Alat sosialiasi Calon Anggota DPR
Muncul pertanyaan, bagaimana dengan “alat peraga” yang dicetak dan dipasang secara personal oleh para calon anggota legislatif? Apakah relevan dengan maksud alat peraga yang didefinisikan dalam Undang-Undang maupun PKPU?

Jika dipahami secara tekstual maka yang dimaksud visi, misi dan program peserta pemilu hanya melekat pada Partai Politik semata dan tidak pada personal calon anggota legislatif, hal ini relevan dengan fungsi lembaga perwakilan yaitu legislasi, anggaran dan pengawasan. Disamping itu tidak ada kewajiban bagi Caleg untuk menyerahkan visi, misi dan program kerja saat mendaftar di KPU/KIP.

Memang tidak terdapat narasi yang melarang para caleg tidak diperbolehkan mencetak dan memasang Alat peraga karena itu merupakan bagian dari sosialisasi dan interaksi dengan konstituen di daerah pemilihan mereka.

Atas dasar tersebutlah penulis berpendapat bahwa “Alat Peraga Kampanye” yang menjamur dan bergentayangan di tiang-tiang listrik, pagar, pohon, gang, lorong perumahan dan bahkan di lokasi yang semestinya tidak diperbolehkan seperti jalan protokol, gedung pemerintahan, fasilitas kesehatan, rumah ibadah dan lembaga pendidikan bukanlah Alat peraga kampanye (Non APK) yang didefinisikan oleh Undang-undang maupun objek pengawasan Panwaslu/Panwaslih. Spanduk/baliho tersebut tidak lebih hanyalah sebagai alat sosialisasi para caleg yang dipahami secara konvensional dalam upaya meyakinkan kontituen meraih suara pada saat hari pencoblosan.
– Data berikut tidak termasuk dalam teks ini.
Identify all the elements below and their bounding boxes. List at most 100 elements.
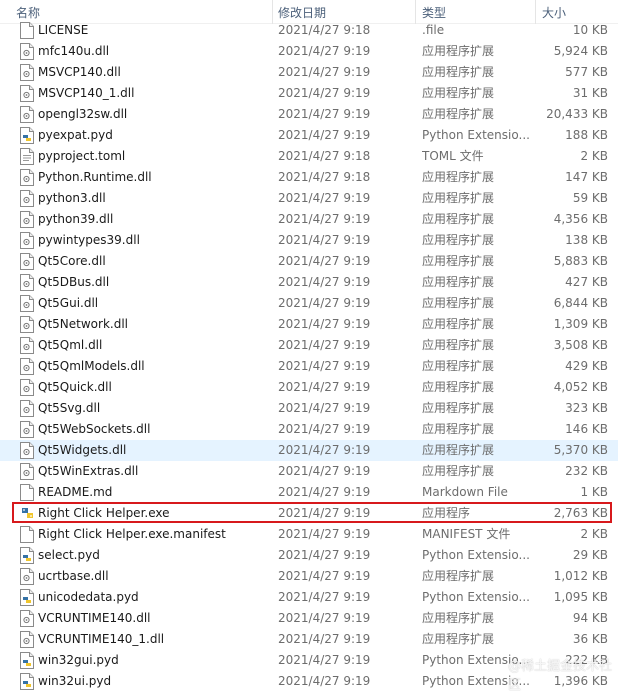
file-date: 2021/4/27 9:19	[278, 128, 371, 142]
file-type: Python Extensio...	[422, 548, 530, 562]
file-name: Qt5Gui.dll	[38, 296, 99, 310]
file-list: LICENSE 2021/4/27 9:18 .file 10 KB mfc140u.d…	[0, 20, 618, 692]
file-icon	[20, 22, 34, 39]
file-type: 应用程序扩展	[422, 233, 495, 247]
file-name: Qt5DBus.dll	[38, 275, 110, 289]
file-row[interactable]: opengl32sw.dll 2021/4/27 9:19 应用程序扩展 20,433…	[0, 104, 618, 125]
file-row[interactable]: unicodedata.pyd 2021/4/27 9:19 Python Exte…	[0, 587, 618, 608]
file-row[interactable]: MSVCP140_1.dll 2021/4/27 9:19 应用程序扩展 31 KB	[0, 83, 618, 104]
dll-icon	[20, 295, 34, 312]
file-type: 应用程序扩展	[422, 569, 495, 583]
file-row[interactable]: python39.dll 2021/4/27 9:19 应用程序扩展 4,356 KB	[0, 209, 618, 230]
file-size: 1 KB	[580, 485, 608, 499]
file-name: MSVCP140_1.dll	[38, 86, 135, 100]
dll-icon	[20, 211, 34, 228]
file-type: 应用程序扩展	[422, 65, 495, 79]
file-row[interactable]: mfc140u.dll 2021/4/27 9:19 应用程序扩展 5,924 KB	[0, 41, 618, 62]
file-row[interactable]: python3.dll 2021/4/27 9:19 应用程序扩展 59 KB	[0, 188, 618, 209]
file-date: 2021/4/27 9:18	[278, 170, 371, 184]
file-size: 146 KB	[565, 422, 608, 436]
sort-ascending-icon: ⌃	[136, 0, 145, 7]
dll-icon	[20, 631, 34, 648]
file-row[interactable]: Qt5QmlModels.dll 2021/4/27 9:19 应用程序扩展 429 …	[0, 356, 618, 377]
file-row[interactable]: pyexpat.pyd 2021/4/27 9:19 Python Extensio…	[0, 125, 618, 146]
file-name: Qt5Network.dll	[38, 317, 128, 331]
file-row[interactable]: README.md 2021/4/27 9:19 Markdown File 1 KB	[0, 482, 618, 503]
file-date: 2021/4/27 9:18	[278, 149, 371, 163]
file-date: 2021/4/27 9:19	[278, 527, 371, 541]
dll-icon	[20, 232, 34, 249]
file-row[interactable]: VCRUNTIME140_1.dll 2021/4/27 9:19 应用程序扩展 36…	[0, 629, 618, 650]
file-icon	[20, 484, 34, 501]
file-row[interactable]: Right Click Helper.exe.manifest 2021/4/27…	[0, 524, 618, 545]
file-type: 应用程序扩展	[422, 464, 495, 478]
file-name: opengl32sw.dll	[38, 107, 128, 121]
file-row[interactable]: Qt5Svg.dll 2021/4/27 9:19 应用程序扩展 323 KB	[0, 398, 618, 419]
file-size: 232 KB	[565, 464, 608, 478]
file-date: 2021/4/27 9:19	[278, 464, 371, 478]
dll-icon	[20, 442, 34, 459]
file-row[interactable]: ucrtbase.dll 2021/4/27 9:19 应用程序扩展 1,012 KB	[0, 566, 618, 587]
file-date: 2021/4/27 9:19	[278, 338, 371, 352]
file-date: 2021/4/27 9:19	[278, 191, 371, 205]
file-type: 应用程序扩展	[422, 275, 495, 289]
file-row[interactable]: Right Click Helper.exe 2021/4/27 9:19 应用程序…	[0, 503, 618, 524]
file-row[interactable]: Qt5WinExtras.dll 2021/4/27 9:19 应用程序扩展 232 …	[0, 461, 618, 482]
file-row[interactable]: Qt5Core.dll 2021/4/27 9:19 应用程序扩展 5,883 KB	[0, 251, 618, 272]
file-type: 应用程序扩展	[422, 632, 495, 646]
dll-icon	[20, 43, 34, 60]
file-name: Qt5Svg.dll	[38, 401, 101, 415]
file-row[interactable]: Qt5Gui.dll 2021/4/27 9:19 应用程序扩展 6,844 KB	[0, 293, 618, 314]
dll-icon	[20, 169, 34, 186]
file-icon	[20, 526, 34, 543]
file-row[interactable]: LICENSE 2021/4/27 9:18 .file 10 KB	[0, 20, 618, 41]
file-row[interactable]: Qt5Qml.dll 2021/4/27 9:19 应用程序扩展 3,508 KB	[0, 335, 618, 356]
file-row[interactable]: select.pyd 2021/4/27 9:19 Python Extensio.…	[0, 545, 618, 566]
file-name: Qt5Widgets.dll	[38, 443, 127, 457]
file-row[interactable]: MSVCP140.dll 2021/4/27 9:19 应用程序扩展 577 KB	[0, 62, 618, 83]
file-row[interactable]: Qt5Network.dll 2021/4/27 9:19 应用程序扩展 1,309 …	[0, 314, 618, 335]
file-row[interactable]: Qt5WebSockets.dll 2021/4/27 9:19 应用程序扩展 146…	[0, 419, 618, 440]
toml-icon	[20, 148, 34, 165]
file-type: 应用程序扩展	[422, 296, 495, 310]
file-size: 5,370 KB	[553, 443, 608, 457]
file-row[interactable]: Qt5Quick.dll 2021/4/27 9:19 应用程序扩展 4,052 KB	[0, 377, 618, 398]
file-type: Python Extensio...	[422, 128, 530, 142]
file-row[interactable]: pyproject.toml 2021/4/27 9:18 TOML 文件 2 KB	[0, 146, 618, 167]
file-row[interactable]: Python.Runtime.dll 2021/4/27 9:18 应用程序扩展 14…	[0, 167, 618, 188]
file-name: Right Click Helper.exe	[38, 506, 170, 520]
dll-icon	[20, 463, 34, 480]
file-type: 应用程序扩展	[422, 611, 495, 625]
python-icon	[20, 673, 34, 690]
file-date: 2021/4/27 9:19	[278, 212, 371, 226]
file-type: Python Extensio...	[422, 590, 530, 604]
file-type: 应用程序扩展	[422, 443, 495, 457]
file-date: 2021/4/27 9:19	[278, 254, 371, 268]
file-type: 应用程序扩展	[422, 107, 495, 121]
file-size: 323 KB	[565, 401, 608, 415]
python-icon	[20, 652, 34, 669]
dll-icon	[20, 337, 34, 354]
file-type: MANIFEST 文件	[422, 527, 511, 541]
dll-icon	[20, 85, 34, 102]
file-type: 应用程序扩展	[422, 359, 495, 373]
file-row[interactable]: VCRUNTIME140.dll 2021/4/27 9:19 应用程序扩展 94 K…	[0, 608, 618, 629]
file-size: 1,095 KB	[553, 590, 608, 604]
dll-icon	[20, 610, 34, 627]
file-date: 2021/4/27 9:19	[278, 548, 371, 562]
file-size: 2 KB	[580, 149, 608, 163]
file-size: 10 KB	[572, 23, 608, 37]
file-row[interactable]: Qt5Widgets.dll 2021/4/27 9:19 应用程序扩展 5,370 …	[0, 440, 618, 461]
file-row[interactable]: pywintypes39.dll 2021/4/27 9:19 应用程序扩展 138 …	[0, 230, 618, 251]
file-name: VCRUNTIME140_1.dll	[38, 632, 165, 646]
file-date: 2021/4/27 9:19	[278, 443, 371, 457]
file-date: 2021/4/27 9:19	[278, 422, 371, 436]
file-name: mfc140u.dll	[38, 44, 110, 58]
file-size: 2,763 KB	[553, 506, 608, 520]
file-date: 2021/4/27 9:19	[278, 611, 371, 625]
file-date: 2021/4/27 9:19	[278, 674, 371, 688]
file-date: 2021/4/27 9:19	[278, 485, 371, 499]
file-type: TOML 文件	[422, 149, 484, 163]
file-row[interactable]: Qt5DBus.dll 2021/4/27 9:19 应用程序扩展 427 KB	[0, 272, 618, 293]
dll-icon	[20, 379, 34, 396]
Meski demikian hal tersebut tidak bisa dijadikan justifikasi atau alasan pembenar oleh para caleg untuk mencetak dan memasang spanduk/baliho disembarangan tempat dengan mengabaikan etika, estetika, kebersihan serta keindahan kota/kawasan setempat. Nilai-nilai tersebut menjadi tanggung jawab bersama baik caleg, masyarakat dan pemerintah sesuai tingkatannya. Publik berhak dan berkewajiban memastikan spanduk/baliho tidak terpasang di area-area yang idealnya bersih dari segala unsur sebagaimana larangan yang juga disebutkan dalam PKPU. Hal ini semata-mata sebagai perwujudan menjunjung tinggi kemaslahatan bersama dan kepentingan umum.

Sejatinya spanduk/baliho (Non APK) tersebut sepenuhnya menjadi tanggung jawab pemerintah daerah untuk menertibkan dan bukan bagian dari objek pengawasan pemilu. Bahkan jika terpasang tanpa izin ditempat milik perseorangan dan badan swasta dapat langsung ditertibkan/diturunkan oleh pemilik tempat dimaksud. Jikapun penertiban dilakukan oleh Satpol PP atas rekomendasi Lembaga panwaslu maka itu merupakan bentuk tanggung jawab moral bukan tanggung jawab hukum.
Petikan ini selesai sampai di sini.